This entry was posted on 1/10/2008 10:11 PM and is filed under All Posts.
If you want a break from my wall-to-wall Obama love affair, check out this fascinating blog entry by Jeet Heer on the National Review's long (and long underreported) coziness with fascist historical figures.
On Adolph Eichmann:
As the magazine editorialized on April 22, 1961, the trial of Eichmann was a “lurid extravaganza” leading to “bitterness, distrust, the refusal to forgive, the advancement of Communist aims, [and] the cultivation of pacifism.” (The editors didn’t consider that a mere 16 years after the death camps were liberated, a “refusal to forgive” the architects of genocide might be understandable).
National Review’s Eichmann coverage then turned to anti-Semitic ‘humor.’ The magazine presented the imagined conversations of a vulgar Jewish couple: “Sylvie” spoke to “Myron” about Eichmann (and gold, and hairdressers) in their Central Park West apartment while “doing her nails … on an enormous crescent-shaped, gold-on-gold, French provincial Castro convertible.”
On Benito Mussolini:
"Mussolini liked to interrupt his working day several times with sexual intercourse, often standing up and in his uniform, a very rapid performance.” The ode to Mussolini’s character and sexual prowess ends, appropriately enough, with a quote from Ezra Pound, the fascist poet.

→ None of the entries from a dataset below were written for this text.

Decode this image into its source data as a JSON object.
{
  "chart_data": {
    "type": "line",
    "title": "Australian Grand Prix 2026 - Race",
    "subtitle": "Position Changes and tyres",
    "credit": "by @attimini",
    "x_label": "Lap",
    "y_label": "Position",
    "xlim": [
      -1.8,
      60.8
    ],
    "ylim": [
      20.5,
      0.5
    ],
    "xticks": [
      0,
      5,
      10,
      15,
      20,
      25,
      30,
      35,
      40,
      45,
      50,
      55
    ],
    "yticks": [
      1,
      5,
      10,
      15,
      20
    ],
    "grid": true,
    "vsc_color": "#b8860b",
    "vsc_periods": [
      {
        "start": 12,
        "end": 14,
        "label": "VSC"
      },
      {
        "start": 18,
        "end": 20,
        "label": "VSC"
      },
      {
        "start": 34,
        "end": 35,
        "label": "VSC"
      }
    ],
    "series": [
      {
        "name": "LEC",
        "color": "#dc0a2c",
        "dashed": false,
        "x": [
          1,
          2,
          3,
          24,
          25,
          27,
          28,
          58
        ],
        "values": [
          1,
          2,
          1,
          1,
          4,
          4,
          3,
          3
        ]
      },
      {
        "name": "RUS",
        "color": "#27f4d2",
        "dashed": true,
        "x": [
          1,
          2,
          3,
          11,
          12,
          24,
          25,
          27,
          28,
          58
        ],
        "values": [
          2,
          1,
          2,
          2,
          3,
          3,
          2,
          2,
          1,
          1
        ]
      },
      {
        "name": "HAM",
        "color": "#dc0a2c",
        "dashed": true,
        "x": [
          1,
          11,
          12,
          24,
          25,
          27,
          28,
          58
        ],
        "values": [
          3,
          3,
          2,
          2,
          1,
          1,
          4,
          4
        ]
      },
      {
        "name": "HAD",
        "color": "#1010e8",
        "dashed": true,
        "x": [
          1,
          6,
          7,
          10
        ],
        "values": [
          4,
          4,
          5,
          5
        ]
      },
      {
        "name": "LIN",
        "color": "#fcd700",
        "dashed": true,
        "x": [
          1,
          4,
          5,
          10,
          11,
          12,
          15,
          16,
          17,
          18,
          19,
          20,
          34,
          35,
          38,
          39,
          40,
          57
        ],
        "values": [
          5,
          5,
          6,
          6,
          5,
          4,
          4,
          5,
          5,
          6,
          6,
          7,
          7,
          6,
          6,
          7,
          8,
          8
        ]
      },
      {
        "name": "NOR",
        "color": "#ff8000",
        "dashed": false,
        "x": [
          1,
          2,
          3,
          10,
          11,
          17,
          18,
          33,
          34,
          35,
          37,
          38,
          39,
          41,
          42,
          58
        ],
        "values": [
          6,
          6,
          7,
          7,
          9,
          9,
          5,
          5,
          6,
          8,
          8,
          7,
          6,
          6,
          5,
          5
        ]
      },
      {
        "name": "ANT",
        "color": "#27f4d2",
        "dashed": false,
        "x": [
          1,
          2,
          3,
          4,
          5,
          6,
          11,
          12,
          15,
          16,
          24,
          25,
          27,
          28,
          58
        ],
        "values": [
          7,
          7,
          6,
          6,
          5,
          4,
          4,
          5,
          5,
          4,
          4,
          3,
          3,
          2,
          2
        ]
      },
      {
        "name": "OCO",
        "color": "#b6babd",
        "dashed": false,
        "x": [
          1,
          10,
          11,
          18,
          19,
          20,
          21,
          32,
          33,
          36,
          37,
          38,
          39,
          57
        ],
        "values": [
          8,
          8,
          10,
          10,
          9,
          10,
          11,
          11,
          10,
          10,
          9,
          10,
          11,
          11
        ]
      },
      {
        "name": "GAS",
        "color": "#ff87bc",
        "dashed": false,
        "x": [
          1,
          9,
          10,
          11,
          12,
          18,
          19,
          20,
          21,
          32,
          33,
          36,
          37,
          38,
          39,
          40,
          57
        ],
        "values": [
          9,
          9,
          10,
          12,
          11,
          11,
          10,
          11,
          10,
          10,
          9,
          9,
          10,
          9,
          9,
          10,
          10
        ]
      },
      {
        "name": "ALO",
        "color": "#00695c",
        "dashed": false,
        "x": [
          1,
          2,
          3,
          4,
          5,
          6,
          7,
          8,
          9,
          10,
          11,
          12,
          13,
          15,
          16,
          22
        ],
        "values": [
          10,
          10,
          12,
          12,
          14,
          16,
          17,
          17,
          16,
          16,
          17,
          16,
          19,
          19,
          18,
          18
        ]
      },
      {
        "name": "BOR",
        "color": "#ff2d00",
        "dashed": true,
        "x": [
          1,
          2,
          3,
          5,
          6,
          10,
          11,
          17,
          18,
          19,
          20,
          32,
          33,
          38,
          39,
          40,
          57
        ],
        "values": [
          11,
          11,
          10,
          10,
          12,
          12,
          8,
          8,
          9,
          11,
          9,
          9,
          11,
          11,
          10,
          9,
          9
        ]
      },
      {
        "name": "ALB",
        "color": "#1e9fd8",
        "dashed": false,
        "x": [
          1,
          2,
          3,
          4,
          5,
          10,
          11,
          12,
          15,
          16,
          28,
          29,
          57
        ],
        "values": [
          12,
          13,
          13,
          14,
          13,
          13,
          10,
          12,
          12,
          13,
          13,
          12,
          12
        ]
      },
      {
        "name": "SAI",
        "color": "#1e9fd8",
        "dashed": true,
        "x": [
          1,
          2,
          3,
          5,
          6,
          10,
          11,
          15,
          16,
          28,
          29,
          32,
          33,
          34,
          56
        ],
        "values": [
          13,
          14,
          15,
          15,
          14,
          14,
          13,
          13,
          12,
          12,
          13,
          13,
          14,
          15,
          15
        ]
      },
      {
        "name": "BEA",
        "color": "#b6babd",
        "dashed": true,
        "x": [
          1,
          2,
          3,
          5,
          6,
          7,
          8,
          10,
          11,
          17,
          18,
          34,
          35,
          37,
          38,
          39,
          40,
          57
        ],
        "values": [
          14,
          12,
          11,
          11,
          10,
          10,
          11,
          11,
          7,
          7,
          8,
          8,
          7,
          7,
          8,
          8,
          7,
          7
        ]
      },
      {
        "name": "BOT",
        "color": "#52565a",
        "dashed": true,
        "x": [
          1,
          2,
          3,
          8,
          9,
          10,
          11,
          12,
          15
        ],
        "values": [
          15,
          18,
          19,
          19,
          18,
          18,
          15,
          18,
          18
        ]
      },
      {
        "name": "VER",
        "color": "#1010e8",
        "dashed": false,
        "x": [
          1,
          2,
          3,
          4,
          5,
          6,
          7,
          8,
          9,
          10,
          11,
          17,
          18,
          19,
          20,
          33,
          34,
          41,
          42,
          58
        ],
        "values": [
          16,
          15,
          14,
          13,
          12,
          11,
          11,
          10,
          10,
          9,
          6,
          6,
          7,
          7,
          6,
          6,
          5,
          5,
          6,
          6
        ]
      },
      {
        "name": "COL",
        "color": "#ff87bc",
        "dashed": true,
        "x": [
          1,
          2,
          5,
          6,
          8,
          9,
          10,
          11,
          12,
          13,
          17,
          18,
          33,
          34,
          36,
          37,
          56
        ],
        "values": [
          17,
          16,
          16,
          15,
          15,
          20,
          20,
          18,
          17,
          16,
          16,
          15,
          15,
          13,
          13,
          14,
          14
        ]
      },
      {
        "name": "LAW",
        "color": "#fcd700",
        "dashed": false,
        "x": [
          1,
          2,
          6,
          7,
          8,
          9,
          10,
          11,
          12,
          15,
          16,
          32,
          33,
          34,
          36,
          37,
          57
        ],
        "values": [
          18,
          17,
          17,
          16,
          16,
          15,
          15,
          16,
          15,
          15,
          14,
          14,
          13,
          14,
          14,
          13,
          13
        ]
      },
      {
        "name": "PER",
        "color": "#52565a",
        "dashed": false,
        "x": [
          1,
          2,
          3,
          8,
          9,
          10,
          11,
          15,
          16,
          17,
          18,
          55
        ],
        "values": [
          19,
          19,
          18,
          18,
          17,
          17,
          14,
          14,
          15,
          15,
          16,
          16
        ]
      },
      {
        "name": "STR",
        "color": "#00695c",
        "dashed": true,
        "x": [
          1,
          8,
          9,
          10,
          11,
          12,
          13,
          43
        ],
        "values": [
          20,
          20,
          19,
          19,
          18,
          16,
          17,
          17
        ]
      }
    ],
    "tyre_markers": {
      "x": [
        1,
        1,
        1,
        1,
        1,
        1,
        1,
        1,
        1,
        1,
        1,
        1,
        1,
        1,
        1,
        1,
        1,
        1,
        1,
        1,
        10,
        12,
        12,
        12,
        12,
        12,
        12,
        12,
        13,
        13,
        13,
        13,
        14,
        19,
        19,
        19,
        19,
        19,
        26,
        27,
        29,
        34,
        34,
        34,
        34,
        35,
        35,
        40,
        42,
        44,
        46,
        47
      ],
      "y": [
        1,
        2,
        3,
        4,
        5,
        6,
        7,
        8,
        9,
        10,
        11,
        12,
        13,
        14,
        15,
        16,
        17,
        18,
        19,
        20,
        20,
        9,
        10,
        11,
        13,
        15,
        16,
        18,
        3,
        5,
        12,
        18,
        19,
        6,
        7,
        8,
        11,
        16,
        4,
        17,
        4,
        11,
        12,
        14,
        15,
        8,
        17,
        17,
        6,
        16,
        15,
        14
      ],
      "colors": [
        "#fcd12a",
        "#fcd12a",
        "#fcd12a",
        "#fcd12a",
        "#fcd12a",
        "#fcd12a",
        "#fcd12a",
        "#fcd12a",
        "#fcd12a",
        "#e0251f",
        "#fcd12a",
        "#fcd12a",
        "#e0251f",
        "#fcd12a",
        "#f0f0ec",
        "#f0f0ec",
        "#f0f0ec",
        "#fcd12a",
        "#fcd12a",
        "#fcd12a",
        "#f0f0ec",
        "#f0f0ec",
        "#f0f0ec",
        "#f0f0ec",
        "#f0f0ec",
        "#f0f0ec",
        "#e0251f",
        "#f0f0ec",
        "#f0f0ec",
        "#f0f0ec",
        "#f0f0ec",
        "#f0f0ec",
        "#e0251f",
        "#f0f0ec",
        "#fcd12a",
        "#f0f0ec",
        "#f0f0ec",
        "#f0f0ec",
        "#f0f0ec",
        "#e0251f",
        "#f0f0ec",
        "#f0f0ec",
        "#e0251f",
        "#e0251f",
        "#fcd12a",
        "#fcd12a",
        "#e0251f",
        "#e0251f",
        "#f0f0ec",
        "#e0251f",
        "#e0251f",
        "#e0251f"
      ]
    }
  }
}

Heer appropriately skewers the National Review's chief hypocrite Jonah Goldberg, who, in a fit of astonishing chutzpah, is, after this long and sordid history at his magazine, about to evacuate a piece of crap titled "Liberal Fascism" into a bookstore near you.
Chapter titles include: Woodrow Wilson and the Birth of Liberal Fascism, Franklin Roosevelt’s Fascist New Deal, Brave New Village: Hillary Clinton and the Meaning of Liberal Fascism.